Defence Secretary Rajapaksa said that former Army
Commander General Fonseka, in the run-up to January 26 presidential
election, alleged the Army had executed LTTE cadres, who gave themselves
up on the Vanni front. Defence Secretary Rajapaksa said: "Although
Fonseka had subsequently said that the Army did not massacre
surrendering LTTE cadres, though being ordered by me, it paved the way
for international intervention."
Defence Secretary Rajapaksa alleged that those bent on
destabilizing the country would now exploit Fonseka's parliamentary
privileges to fast track their sinister campaign. Now that terrorists no
longer retained a conventional fighting capability, the LTTE rump would
strive to isolate the country, he said. The fastest way to achieve their
goal was to use MP Sarath Fonseka to justify their baseless allegations,
he said. He emphasized that anyone throwing his or her weight behind an
anti-Sri Lanka conspiracy would be considered a traitor and people
should be na‹ve to believe such behavior could be tolerated.
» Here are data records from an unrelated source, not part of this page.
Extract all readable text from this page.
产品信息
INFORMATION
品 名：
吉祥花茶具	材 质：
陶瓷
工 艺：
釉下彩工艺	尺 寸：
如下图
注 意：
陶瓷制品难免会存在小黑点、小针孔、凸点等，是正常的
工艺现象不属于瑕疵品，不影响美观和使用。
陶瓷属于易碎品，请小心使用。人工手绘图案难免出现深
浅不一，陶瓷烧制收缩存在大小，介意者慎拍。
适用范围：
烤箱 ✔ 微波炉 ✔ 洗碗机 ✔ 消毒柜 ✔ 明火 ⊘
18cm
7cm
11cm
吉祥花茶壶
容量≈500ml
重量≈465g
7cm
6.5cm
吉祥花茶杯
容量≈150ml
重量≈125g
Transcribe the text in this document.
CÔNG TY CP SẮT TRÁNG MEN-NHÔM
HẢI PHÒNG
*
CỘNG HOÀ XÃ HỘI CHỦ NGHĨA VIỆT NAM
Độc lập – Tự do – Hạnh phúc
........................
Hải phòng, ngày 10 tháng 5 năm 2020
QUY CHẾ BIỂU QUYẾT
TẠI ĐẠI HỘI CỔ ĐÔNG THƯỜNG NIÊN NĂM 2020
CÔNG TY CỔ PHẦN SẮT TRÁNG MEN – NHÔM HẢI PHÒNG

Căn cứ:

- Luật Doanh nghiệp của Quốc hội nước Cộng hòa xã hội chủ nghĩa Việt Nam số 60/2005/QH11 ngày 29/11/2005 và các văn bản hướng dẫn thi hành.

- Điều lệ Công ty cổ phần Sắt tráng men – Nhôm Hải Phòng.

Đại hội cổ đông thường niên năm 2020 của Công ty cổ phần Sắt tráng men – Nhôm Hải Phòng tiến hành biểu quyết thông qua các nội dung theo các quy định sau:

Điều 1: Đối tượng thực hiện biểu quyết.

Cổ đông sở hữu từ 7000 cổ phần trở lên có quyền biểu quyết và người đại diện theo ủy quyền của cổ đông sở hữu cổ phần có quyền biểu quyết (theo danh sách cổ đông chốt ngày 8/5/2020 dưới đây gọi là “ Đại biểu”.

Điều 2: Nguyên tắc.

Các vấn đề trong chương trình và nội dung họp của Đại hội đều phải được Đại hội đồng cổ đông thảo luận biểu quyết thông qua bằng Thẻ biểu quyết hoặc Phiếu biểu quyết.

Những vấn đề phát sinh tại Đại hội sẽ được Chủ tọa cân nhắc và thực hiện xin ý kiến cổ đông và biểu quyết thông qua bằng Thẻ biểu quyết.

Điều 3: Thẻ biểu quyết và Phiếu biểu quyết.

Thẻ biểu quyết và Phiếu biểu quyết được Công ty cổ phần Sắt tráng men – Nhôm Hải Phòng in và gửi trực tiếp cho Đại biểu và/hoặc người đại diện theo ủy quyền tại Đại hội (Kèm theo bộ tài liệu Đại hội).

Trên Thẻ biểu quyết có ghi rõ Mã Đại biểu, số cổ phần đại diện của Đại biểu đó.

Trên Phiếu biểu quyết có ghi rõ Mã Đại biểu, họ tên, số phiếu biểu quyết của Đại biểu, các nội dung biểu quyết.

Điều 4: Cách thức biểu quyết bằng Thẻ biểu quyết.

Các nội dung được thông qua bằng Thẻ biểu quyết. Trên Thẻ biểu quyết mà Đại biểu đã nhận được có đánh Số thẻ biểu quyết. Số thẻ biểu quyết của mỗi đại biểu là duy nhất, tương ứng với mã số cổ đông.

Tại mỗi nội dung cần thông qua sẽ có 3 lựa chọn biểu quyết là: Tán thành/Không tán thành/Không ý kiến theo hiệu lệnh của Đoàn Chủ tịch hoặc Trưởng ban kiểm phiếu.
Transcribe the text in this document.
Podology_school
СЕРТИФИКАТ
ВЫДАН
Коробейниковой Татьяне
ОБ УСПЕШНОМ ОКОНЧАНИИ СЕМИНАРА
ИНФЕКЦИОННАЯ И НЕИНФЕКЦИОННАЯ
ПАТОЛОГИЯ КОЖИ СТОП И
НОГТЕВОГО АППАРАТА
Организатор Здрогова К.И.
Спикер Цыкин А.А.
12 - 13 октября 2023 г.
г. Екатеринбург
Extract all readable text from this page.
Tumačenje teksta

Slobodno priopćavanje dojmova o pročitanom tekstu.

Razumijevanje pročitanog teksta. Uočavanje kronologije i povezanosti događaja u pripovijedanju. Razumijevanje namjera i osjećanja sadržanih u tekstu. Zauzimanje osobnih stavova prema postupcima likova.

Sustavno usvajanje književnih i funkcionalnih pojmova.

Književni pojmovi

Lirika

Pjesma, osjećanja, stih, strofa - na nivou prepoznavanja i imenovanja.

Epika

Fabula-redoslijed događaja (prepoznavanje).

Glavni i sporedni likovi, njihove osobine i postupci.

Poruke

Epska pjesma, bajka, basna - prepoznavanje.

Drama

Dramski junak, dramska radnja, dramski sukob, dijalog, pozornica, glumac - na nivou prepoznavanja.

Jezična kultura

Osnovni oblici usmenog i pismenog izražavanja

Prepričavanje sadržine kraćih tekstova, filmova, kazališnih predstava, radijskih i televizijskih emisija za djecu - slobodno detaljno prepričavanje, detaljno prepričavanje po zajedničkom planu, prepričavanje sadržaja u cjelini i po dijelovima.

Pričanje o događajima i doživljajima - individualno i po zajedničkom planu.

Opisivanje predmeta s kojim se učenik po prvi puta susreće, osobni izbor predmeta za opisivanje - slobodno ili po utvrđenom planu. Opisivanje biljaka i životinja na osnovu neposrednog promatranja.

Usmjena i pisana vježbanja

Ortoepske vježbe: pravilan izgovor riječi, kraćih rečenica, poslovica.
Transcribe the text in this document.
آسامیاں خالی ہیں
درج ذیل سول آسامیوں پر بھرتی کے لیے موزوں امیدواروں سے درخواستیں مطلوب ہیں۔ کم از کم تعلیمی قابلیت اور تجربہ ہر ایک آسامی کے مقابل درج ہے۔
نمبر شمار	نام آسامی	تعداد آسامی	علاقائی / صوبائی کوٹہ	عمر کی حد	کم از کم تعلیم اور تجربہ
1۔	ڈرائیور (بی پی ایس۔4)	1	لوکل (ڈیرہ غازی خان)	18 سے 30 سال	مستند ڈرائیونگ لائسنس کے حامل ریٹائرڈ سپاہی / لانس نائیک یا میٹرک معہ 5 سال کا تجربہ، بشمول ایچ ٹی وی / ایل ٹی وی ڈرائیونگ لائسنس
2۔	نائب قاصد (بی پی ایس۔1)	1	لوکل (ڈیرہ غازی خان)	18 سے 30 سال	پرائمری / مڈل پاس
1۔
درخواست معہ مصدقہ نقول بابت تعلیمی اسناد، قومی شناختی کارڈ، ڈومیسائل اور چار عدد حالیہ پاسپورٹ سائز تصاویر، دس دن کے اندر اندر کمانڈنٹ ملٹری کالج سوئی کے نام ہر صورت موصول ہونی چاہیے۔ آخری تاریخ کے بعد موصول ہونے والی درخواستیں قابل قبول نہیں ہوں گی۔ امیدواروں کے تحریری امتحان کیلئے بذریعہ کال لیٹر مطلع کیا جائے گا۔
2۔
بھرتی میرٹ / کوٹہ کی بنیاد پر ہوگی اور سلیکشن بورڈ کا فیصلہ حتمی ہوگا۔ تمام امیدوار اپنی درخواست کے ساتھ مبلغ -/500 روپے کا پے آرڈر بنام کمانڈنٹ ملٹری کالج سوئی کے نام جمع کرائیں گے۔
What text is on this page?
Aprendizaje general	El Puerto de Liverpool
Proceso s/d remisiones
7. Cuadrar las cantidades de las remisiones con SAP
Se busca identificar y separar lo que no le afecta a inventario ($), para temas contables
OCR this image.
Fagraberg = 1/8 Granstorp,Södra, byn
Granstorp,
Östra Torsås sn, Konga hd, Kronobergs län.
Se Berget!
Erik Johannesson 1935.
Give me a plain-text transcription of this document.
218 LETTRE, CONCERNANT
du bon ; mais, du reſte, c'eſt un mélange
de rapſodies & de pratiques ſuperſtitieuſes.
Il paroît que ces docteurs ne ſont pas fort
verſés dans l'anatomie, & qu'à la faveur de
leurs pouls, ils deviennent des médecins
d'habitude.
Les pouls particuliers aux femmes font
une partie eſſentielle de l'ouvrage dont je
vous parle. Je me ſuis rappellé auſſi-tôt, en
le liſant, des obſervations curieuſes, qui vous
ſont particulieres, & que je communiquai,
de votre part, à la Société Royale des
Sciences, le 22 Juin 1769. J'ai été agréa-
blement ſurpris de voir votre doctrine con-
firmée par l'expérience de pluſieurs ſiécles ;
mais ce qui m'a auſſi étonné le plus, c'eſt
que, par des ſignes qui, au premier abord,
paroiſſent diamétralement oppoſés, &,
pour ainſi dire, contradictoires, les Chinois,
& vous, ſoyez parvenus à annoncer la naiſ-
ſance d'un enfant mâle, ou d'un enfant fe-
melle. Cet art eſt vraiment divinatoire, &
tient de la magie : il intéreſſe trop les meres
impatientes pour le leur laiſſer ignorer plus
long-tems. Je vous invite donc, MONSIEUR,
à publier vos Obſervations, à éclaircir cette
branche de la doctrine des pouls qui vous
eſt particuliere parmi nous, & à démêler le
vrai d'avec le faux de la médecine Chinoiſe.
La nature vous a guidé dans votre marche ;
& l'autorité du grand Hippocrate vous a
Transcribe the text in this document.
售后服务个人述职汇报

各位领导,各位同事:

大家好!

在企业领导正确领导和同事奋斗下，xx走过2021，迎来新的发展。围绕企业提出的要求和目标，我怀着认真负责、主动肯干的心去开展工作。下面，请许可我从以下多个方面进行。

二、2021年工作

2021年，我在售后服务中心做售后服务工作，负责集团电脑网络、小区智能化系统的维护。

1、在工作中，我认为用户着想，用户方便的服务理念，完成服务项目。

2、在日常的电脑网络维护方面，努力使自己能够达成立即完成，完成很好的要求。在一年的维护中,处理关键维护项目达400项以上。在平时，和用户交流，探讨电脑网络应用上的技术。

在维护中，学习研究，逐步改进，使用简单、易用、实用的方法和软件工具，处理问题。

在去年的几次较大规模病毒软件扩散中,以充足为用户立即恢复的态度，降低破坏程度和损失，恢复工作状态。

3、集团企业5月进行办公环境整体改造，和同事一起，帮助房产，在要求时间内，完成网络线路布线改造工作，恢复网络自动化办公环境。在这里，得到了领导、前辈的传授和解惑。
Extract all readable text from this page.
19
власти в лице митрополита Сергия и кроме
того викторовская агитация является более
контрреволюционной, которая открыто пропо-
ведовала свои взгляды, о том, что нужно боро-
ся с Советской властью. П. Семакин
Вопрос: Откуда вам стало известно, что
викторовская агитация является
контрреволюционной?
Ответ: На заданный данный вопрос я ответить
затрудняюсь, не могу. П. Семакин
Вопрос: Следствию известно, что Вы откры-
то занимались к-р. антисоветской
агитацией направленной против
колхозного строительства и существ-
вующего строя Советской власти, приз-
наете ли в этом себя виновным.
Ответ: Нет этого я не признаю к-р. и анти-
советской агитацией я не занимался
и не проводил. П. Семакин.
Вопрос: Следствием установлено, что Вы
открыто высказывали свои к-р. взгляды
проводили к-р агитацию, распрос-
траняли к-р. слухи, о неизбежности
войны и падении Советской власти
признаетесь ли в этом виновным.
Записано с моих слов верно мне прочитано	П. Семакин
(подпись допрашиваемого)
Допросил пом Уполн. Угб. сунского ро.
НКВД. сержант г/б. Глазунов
Responding to a query by The Island, the war veteran
said that the conclusion of the war last year had brought a sense of
relief to all communities. Although petty minded politicians may not
realize the ground situation as yet, in the absence of the LTTE factor,
the Opposition would be powerless, he said. The bottom line is that the
Opposition may not have an issue big enough to exploit as a rallying
point except unsubstantiated war crimes charges.
During the war, interested parties, including the
media, had accused the Navy and Air Force, too, of indiscriminate
attacks on civilians and in some instances Indian fishermen. Had they
bothered to follow the media coverage of the war in Afghanistan and
Iraq, they would accept Sri Lanka's extraordinary efforts to minimize
civilian loss of life. He said that even at the height of the war on the
Vanni front, the ICRC was allowed to evacuate the wounded out of LTTE-held
territory. He said that the government could have finished off the LTTE
in a much shorter time if the military ignored the civilian factor.